The stone was dropped at the quarry-side and the idle derrick swung,
While each man talked of the aims of Art, and each in an alien tongue.
— Rudyard Kipling, "The Conundrum of the Workshops"
Raz: "If you can't say something nice, don't say something at all."
Jasper Rolls: "The young boy's protests, though heartfelt, quickly lapsed into simplistic and tedious platitudes. One and a half stars!"

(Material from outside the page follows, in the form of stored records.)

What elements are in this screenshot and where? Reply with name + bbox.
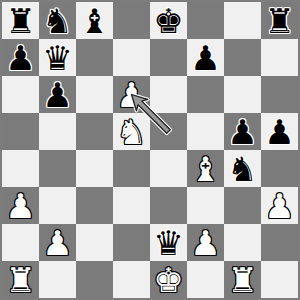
piece-black-rook: ♜ — [5, 4, 35, 38]
square-b1[interactable] — [39, 261, 76, 298]
square-c7[interactable] — [76, 39, 113, 76]
chess-board: ♜♞♝♚♜♟♛♟♟♟♞♟♟♝♞♟♟♟♛♟♜♚♜ — [2, 2, 298, 298]
square-g6[interactable] — [224, 76, 261, 113]
square-d8[interactable] — [113, 2, 150, 39]
square-f5[interactable] — [187, 113, 224, 150]
piece-white-rook: ♜ — [5, 263, 35, 297]
square-f8[interactable] — [187, 2, 224, 39]
square-d7[interactable] — [113, 39, 150, 76]
square-c4[interactable] — [76, 150, 113, 187]
piece-white-pawn: ♟ — [264, 189, 294, 223]
piece-black-pawn: ♟ — [5, 41, 35, 75]
square-a1[interactable]: ♜ — [2, 261, 39, 298]
square-f1[interactable] — [187, 261, 224, 298]
square-h4[interactable] — [261, 150, 298, 187]
square-c6[interactable] — [76, 76, 113, 113]
square-b7[interactable]: ♛ — [39, 39, 76, 76]
square-f2[interactable]: ♟ — [187, 224, 224, 261]
piece-black-knight: ♞ — [42, 4, 72, 38]
piece-white-rook: ♜ — [227, 263, 257, 297]
square-b4[interactable] — [39, 150, 76, 187]
piece-white-pawn: ♟ — [5, 189, 35, 223]
square-a3[interactable]: ♟ — [2, 187, 39, 224]
square-e6[interactable] — [150, 76, 187, 113]
square-e8[interactable]: ♚ — [150, 2, 187, 39]
piece-black-pawn: ♟ — [227, 115, 257, 149]
square-d1[interactable] — [113, 261, 150, 298]
piece-black-queen: ♛ — [42, 41, 72, 75]
piece-black-pawn: ♟ — [42, 78, 72, 112]
square-h7[interactable] — [261, 39, 298, 76]
square-d4[interactable] — [113, 150, 150, 187]
square-h3[interactable]: ♟ — [261, 187, 298, 224]
piece-black-king: ♚ — [153, 4, 183, 38]
piece-white-knight: ♞ — [116, 115, 146, 149]
square-c1[interactable] — [76, 261, 113, 298]
square-h1[interactable] — [261, 261, 298, 298]
square-f7[interactable]: ♟ — [187, 39, 224, 76]
piece-white-pawn: ♟ — [42, 226, 72, 260]
square-b5[interactable] — [39, 113, 76, 150]
square-c2[interactable] — [76, 224, 113, 261]
square-f6[interactable] — [187, 76, 224, 113]
piece-black-rook: ♜ — [264, 4, 294, 38]
square-e3[interactable] — [150, 187, 187, 224]
square-g2[interactable] — [224, 224, 261, 261]
piece-white-pawn: ♟ — [190, 226, 220, 260]
piece-black-pawn: ♟ — [264, 115, 294, 149]
square-e5[interactable] — [150, 113, 187, 150]
square-d5[interactable]: ♞ — [113, 113, 150, 150]
square-f3[interactable] — [187, 187, 224, 224]
square-e2[interactable]: ♛ — [150, 224, 187, 261]
square-d3[interactable] — [113, 187, 150, 224]
square-h6[interactable] — [261, 76, 298, 113]
piece-black-knight: ♞ — [227, 152, 257, 186]
square-a4[interactable] — [2, 150, 39, 187]
piece-black-pawn: ♟ — [190, 41, 220, 75]
square-g8[interactable] — [224, 2, 261, 39]
piece-black-bishop: ♝ — [79, 4, 109, 38]
square-g1[interactable]: ♜ — [224, 261, 261, 298]
piece-white-pawn: ♟ — [116, 78, 146, 112]
square-d6[interactable]: ♟ — [113, 76, 150, 113]
square-g4[interactable]: ♞ — [224, 150, 261, 187]
piece-black-queen: ♛ — [153, 226, 183, 260]
square-b2[interactable]: ♟ — [39, 224, 76, 261]
piece-white-king: ♚ — [153, 263, 183, 297]
square-h2[interactable] — [261, 224, 298, 261]
square-b3[interactable] — [39, 187, 76, 224]
square-g3[interactable] — [224, 187, 261, 224]
square-b6[interactable]: ♟ — [39, 76, 76, 113]
square-c3[interactable] — [76, 187, 113, 224]
piece-white-bishop: ♝ — [190, 152, 220, 186]
chess-board-container: ♜♞♝♚♜♟♛♟♟♟♞♟♟♝♞♟♟♟♛♟♜♚♜ — [0, 0, 300, 300]
square-e7[interactable] — [150, 39, 187, 76]
square-b8[interactable]: ♞ — [39, 2, 76, 39]
square-e4[interactable] — [150, 150, 187, 187]
square-f4[interactable]: ♝ — [187, 150, 224, 187]
square-h8[interactable]: ♜ — [261, 2, 298, 39]
square-c8[interactable]: ♝ — [76, 2, 113, 39]
square-c5[interactable] — [76, 113, 113, 150]
square-a5[interactable] — [2, 113, 39, 150]
square-a8[interactable]: ♜ — [2, 2, 39, 39]
square-g5[interactable]: ♟ — [224, 113, 261, 150]
square-e1[interactable]: ♚ — [150, 261, 187, 298]
square-d2[interactable] — [113, 224, 150, 261]
square-a6[interactable] — [2, 76, 39, 113]
square-h5[interactable]: ♟ — [261, 113, 298, 150]
square-a2[interactable] — [2, 224, 39, 261]
square-g7[interactable] — [224, 39, 261, 76]
square-a7[interactable]: ♟ — [2, 39, 39, 76]
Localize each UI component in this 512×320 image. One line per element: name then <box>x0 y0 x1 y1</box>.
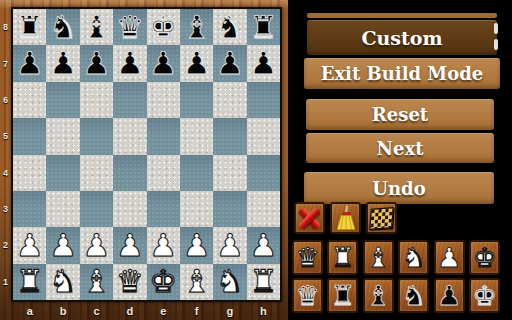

The slime rose up to criticize the work of art. "There you sit," it said, "serene and content in your ebony gloss—yet utterly useless. You think you are beautiful, but you are only a molded husk. You are glazed, but you are brittle and shallow. Where is there any softness in you? Where is that fine slippery resiliency that is the heritage of the commonest blob of grease? Where the rippling undulations of fluid motion, the flexibility and warmth of dishwater? You lack the variety of size and shape and color that glorifies the contents of every garbage can. You cannot take flight in the soft air in the free manner known to every particle of dust swept from the floor. You cannot appreciate the refractive art of the dirty window-pane in the sunlight. You can never immortalize your substance by leaving a stain on the wall. And never, never will you bring that worthy satisfaction of a job well done that every human being feels from cleaning up rubbish like me. You are not beautiful—you are a monstrosity."
The work of art listened and was ashamed. It fell off the antique table and shattered on the floor. The slime looked on as the housewife swept up the myriad fragments, all shapes and colors and sizes, and dumped them sadly into the waste-basket.
"Now you are beautiful," said the slime, and vanished down the drain.
A critic is a legless man who teaches running to the fleet of foot.
— Haer'Dalis, Baldur's Gate 2
You can tell a lot about a writer by how they choose to portray critics in their work.